Anmerkungen und Einzelbelege
- Auch die Herstellung einer funktelegrafischen Verbindung mit Mwanza in Deutsch-Ostafrika wurde anfangs erwogen. Dieser Teil der Mission wurde aber Mitte April 1916 als schwer durchführbar verworfen. Reinhard Klein-Arendt: „Kamina ruft Nauen!“ – Die Funkstellen in den deutschen Kolonien 1904–1918. 3. Aufl., Wilhelm Herbst Verlag, Köln 1999, ISBN 3-923925-58-1, S. 318f.
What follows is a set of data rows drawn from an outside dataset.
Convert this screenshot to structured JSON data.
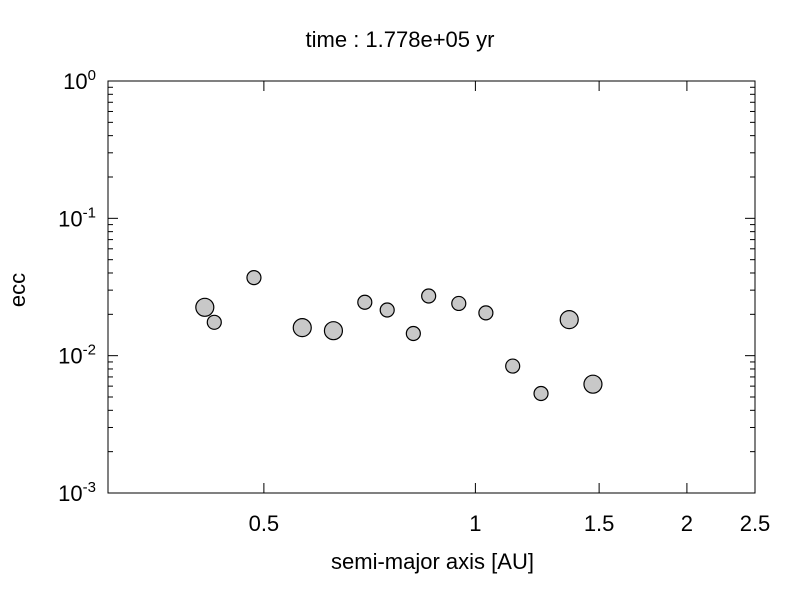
{
  "chart_data": {
    "type": "scatter",
    "title": "time : 1.778e+05 yr",
    "xlabel": "semi-major axis [AU]",
    "ylabel": "ecc",
    "x_scale": "log",
    "y_scale": "log",
    "xlim": [
      0.3,
      2.5
    ],
    "ylim": [
      0.001,
      1
    ],
    "x_ticks": [
      {
        "value": 0.5,
        "label": "0.5"
      },
      {
        "value": 1,
        "label": "1"
      },
      {
        "value": 1.5,
        "label": "1.5"
      },
      {
        "value": 2,
        "label": "2"
      },
      {
        "value": 2.5,
        "label": "2.5"
      }
    ],
    "y_ticks": [
      {
        "value": 0.001,
        "base": "10",
        "exp": "-3"
      },
      {
        "value": 0.01,
        "base": "10",
        "exp": "-2"
      },
      {
        "value": 0.1,
        "base": "10",
        "exp": "-1"
      },
      {
        "value": 1,
        "base": "10",
        "exp": "0"
      }
    ],
    "marker_fill": "#c8c8c8",
    "marker_stroke": "#000000",
    "grid": false,
    "points": [
      {
        "x": 0.412,
        "y": 0.0225,
        "size": "medium"
      },
      {
        "x": 0.425,
        "y": 0.0175,
        "size": "small"
      },
      {
        "x": 0.484,
        "y": 0.037,
        "size": "small"
      },
      {
        "x": 0.567,
        "y": 0.016,
        "size": "medium"
      },
      {
        "x": 0.628,
        "y": 0.0152,
        "size": "medium"
      },
      {
        "x": 0.696,
        "y": 0.0245,
        "size": "small"
      },
      {
        "x": 0.749,
        "y": 0.0215,
        "size": "small"
      },
      {
        "x": 0.816,
        "y": 0.0145,
        "size": "small"
      },
      {
        "x": 0.858,
        "y": 0.0272,
        "size": "small"
      },
      {
        "x": 0.947,
        "y": 0.024,
        "size": "small"
      },
      {
        "x": 1.035,
        "y": 0.0205,
        "size": "small"
      },
      {
        "x": 1.13,
        "y": 0.0084,
        "size": "small"
      },
      {
        "x": 1.24,
        "y": 0.0053,
        "size": "small"
      },
      {
        "x": 1.36,
        "y": 0.0183,
        "size": "medium"
      },
      {
        "x": 1.47,
        "y": 0.0062,
        "size": "medium"
      }
    ]
  }
}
- Welche Mitglieder der Mission sofort abreisten und welches Schicksal den Zurückgebliebenen ereilte, ist nicht einheitlich dargestellt: Nach Helmensdorfer (S. 76) blieben lediglich der Vertreter des Auswärtigen Amtes und der Inder zurück, die nach dem Überfall aber Damaskus Ende August 1916 erreichten. Nach McKale (S. 178) reisten Stotzingen, Neufeld und ein Dritter ab, während der Rest zurückblieb und beim Überfall der Beduinen getötet wurde. Will (S. 249) erwähnt keinen Überfall, aber die Gefangennahme zweier Deutscher, eines Türken und eines Inders durch Briten, wobei die Deutschen ums Leben kamen.